LITTLE LAKE TANNERY. - Operations on this enterprise were begun in July 1864, but it was not got into good running order until October of that year. It had a capacity of fifteen thousand sides yearly, and the tan used was the bark from the chestnut oak in the adjacent forests. It was located about three miles south of the old town of Little Lake on the road leading to Walker valley. It has since been abandoned, and all that remains of it now is a tumble down bark shed, and a few decaying vats.

MILLS - This township is not to be ranked among the milling sections of the first order, but a great amount of lumber has been cut in it nevertheless. Hiram T. Hatch built the pioneer saw mill of the township in 1861, in Sherwood valley, and he is still its proprietor. When first constructed it was a water power, with an over shot wheel, having a capacity of three thousand feet daily. Its saw was a "muley." Since then the wheel has been changed to a turbine, and a circular saw, also a planer, edger, etc., added to its machinery. It now has a capacity of ten thousand feet daily. It is estimated that the mill has cut two million feet of lumber, and there are still five hundred acres of timber accessible to it. There is in connection with the mill a run of stones.

Messrs. Simpson & White built the next saw mill in the valley, which is located about six miles West of Cahto, in Jackson valley, This is driven by water power, and the saw is a "muley." Its capacity is two thousand feet daily, and it is estimated that it has cut one and three fourths million feet all told.

The mill now known as the "Reeves' Mill," situated west of Walker valley, was built by - Walker in 1868-9. It was a water power, first, and had a capacity of four thousand feet daily. Since then it has been enlarged and steam power added, which gives it a capacity at the present time of twenty thousand feet.

Norton's mill, situated a few miles north of Little Lake, was built during the winter of 1877-8. It has a capacity of twenty six thousand feet daily: Its machinery consists of one double circular, one gang edger, one planer, one picket machine, and one lath saw. It is estimated that there have been two millions eight hundred thousand feet of lumber cut by this mill A large percentage of this lumber finds a market in Lake county.

The first grist mill in the township was put in operation by Willian C. James in 1860. It was driven by a large over shot water wheel, and had two run of stones. It was rebuilt in 1867, and is at present idle. It is located on the road south of Willitsville, and very near the site of the old tannery mentioned above. Its present owner is T. L. Kelley.

In 1875 F. L. Duncan built a grist mill in the town of Willitsville, which was driven by steam, and had two run of buhrs, having a capacity of twenty barrels daily. Capt. J. A. Morgan and T. L. Kelley are the present owners of it.
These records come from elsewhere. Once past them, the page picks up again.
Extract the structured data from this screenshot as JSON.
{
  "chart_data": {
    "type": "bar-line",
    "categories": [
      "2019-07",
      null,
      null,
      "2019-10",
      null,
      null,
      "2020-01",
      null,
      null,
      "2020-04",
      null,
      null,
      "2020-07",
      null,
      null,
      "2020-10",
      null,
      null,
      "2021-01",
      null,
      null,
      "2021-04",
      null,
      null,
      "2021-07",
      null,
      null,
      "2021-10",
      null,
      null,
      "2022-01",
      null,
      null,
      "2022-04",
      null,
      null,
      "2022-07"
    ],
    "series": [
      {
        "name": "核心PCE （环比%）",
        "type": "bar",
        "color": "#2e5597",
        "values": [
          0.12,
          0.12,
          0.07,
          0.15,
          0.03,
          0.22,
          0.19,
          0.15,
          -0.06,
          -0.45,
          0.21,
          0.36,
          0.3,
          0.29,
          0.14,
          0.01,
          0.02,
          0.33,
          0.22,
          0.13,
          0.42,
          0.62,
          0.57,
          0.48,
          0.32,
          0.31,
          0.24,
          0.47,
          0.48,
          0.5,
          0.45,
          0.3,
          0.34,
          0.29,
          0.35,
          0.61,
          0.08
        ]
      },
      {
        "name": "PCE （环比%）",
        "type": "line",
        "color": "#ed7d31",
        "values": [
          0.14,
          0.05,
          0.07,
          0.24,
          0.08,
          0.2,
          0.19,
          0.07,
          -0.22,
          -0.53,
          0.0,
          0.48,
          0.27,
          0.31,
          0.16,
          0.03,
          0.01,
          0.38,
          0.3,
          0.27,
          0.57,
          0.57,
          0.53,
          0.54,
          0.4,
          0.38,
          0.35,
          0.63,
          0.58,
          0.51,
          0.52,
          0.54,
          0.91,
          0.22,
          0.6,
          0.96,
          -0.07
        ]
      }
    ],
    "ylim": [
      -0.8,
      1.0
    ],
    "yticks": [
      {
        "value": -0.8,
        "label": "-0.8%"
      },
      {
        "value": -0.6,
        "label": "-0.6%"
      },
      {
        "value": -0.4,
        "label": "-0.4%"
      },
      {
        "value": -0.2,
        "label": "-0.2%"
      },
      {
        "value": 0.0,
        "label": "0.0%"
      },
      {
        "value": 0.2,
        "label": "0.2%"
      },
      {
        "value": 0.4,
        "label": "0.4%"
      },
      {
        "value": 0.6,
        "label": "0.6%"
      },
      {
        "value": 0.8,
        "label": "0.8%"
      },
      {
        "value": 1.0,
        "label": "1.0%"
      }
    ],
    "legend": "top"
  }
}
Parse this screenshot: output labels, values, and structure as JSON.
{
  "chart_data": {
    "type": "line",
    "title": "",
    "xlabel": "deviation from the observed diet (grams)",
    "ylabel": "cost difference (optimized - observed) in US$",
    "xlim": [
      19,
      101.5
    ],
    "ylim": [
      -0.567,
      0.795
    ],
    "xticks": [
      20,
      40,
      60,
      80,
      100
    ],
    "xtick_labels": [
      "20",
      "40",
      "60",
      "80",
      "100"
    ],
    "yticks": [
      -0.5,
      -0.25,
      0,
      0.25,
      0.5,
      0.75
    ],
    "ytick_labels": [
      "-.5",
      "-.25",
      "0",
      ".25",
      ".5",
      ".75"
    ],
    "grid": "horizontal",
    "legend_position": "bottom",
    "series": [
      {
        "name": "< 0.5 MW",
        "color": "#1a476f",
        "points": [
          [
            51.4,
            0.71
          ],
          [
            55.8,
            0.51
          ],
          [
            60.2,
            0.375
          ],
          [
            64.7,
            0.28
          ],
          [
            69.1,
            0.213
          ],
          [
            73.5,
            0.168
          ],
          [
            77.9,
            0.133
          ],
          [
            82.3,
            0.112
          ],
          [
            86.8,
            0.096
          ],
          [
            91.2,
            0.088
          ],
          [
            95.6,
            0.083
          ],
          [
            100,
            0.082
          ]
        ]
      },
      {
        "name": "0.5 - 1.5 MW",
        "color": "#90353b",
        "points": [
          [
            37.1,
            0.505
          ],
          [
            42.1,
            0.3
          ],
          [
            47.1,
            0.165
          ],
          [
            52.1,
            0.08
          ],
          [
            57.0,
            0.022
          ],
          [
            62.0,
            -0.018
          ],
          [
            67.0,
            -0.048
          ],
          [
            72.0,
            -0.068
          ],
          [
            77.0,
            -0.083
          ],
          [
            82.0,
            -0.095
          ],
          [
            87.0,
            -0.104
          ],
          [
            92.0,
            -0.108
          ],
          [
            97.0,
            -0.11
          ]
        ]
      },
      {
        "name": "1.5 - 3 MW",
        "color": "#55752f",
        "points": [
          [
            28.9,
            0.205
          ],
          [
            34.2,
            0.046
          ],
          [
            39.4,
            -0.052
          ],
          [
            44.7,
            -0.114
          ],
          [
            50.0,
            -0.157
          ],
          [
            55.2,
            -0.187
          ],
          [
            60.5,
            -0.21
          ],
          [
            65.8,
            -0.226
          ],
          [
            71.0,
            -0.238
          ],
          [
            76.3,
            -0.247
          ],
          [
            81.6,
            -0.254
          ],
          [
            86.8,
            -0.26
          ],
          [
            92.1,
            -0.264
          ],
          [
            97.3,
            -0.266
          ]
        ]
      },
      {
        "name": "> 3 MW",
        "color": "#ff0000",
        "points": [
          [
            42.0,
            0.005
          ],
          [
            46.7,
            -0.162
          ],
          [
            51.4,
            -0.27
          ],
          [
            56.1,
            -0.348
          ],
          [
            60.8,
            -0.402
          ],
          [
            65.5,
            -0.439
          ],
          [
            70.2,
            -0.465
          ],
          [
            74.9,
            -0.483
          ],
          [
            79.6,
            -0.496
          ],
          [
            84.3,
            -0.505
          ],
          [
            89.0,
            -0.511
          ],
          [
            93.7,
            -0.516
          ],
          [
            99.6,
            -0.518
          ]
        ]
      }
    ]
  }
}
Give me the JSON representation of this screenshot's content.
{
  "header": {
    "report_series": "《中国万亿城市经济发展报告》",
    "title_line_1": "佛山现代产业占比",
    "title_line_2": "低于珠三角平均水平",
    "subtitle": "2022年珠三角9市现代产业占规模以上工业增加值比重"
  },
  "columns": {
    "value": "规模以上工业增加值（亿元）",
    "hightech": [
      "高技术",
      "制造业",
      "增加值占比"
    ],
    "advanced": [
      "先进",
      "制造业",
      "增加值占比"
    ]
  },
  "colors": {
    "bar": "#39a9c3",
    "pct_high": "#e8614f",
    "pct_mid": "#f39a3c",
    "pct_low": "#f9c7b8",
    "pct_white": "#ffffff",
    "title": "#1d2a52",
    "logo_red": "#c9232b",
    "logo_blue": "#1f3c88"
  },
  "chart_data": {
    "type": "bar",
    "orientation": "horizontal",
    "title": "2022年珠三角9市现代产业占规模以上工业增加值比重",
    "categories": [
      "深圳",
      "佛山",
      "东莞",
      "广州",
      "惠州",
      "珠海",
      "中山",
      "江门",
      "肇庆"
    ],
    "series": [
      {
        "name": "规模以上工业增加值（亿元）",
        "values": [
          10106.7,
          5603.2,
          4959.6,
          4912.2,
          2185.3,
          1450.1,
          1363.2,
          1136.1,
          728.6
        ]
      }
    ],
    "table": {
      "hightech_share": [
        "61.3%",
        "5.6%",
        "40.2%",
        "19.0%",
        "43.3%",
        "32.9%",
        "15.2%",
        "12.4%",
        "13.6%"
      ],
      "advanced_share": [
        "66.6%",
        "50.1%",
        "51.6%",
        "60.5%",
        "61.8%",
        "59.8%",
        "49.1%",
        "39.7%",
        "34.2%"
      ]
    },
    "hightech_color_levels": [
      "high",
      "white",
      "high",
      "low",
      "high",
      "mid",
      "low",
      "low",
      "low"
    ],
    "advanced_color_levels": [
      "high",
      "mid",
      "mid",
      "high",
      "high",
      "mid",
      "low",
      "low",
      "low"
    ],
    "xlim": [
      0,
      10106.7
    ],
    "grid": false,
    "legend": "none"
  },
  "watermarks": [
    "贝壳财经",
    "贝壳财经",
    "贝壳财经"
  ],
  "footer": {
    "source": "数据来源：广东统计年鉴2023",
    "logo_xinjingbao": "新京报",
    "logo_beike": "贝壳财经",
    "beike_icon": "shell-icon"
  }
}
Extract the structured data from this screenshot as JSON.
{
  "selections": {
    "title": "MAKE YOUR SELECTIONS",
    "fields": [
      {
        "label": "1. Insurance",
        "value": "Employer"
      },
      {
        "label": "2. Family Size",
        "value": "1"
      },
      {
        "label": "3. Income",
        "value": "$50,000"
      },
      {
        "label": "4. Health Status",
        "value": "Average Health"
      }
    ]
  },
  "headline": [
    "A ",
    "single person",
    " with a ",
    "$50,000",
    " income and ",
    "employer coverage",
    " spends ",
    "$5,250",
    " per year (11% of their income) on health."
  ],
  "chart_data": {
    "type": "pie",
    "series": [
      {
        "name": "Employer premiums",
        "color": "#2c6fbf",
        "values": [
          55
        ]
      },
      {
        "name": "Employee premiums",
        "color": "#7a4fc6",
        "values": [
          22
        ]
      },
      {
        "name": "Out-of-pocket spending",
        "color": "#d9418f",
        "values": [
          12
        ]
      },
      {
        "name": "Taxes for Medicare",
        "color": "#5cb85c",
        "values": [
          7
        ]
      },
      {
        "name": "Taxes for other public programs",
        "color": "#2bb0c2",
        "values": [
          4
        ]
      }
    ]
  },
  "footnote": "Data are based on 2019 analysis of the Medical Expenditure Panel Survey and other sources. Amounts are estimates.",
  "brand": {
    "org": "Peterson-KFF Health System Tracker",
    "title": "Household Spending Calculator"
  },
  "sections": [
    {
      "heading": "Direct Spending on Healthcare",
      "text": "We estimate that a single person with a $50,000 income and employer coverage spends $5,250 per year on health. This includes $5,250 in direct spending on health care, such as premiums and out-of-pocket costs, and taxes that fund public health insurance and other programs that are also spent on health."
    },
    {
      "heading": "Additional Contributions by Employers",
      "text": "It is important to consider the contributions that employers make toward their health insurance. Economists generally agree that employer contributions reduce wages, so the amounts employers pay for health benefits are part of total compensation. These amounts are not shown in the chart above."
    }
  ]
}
MUD SPRINGS. - One of the most singular phenomenon to be found in Mendocino county is to be seen in this township. Reference is had to the Mud springs which are situated a few miles south of Cahto. It is stated that the flow of these springs is contemporaneous with the tides of the ocean, and it is thought that either they are connected with the ocean by some subterraneous channel, or that they are acted upon directly by the influence of the moon or whatever causes the ebb and flow of the tides of the sea. Be it what it may, it is certainly a wonderful condition of things and well worthy the research of the scientist.

THE MENDOCINO COUNTY AGRICULTURAL ASSOCIATION. - This has been established only two years, but its beneficial effects are already perceptible in Little Lake. No better location could have been found for the track and buildings of this Association than where it is, near Willitsville. A full and extended mention of it will be found in the body of this volume.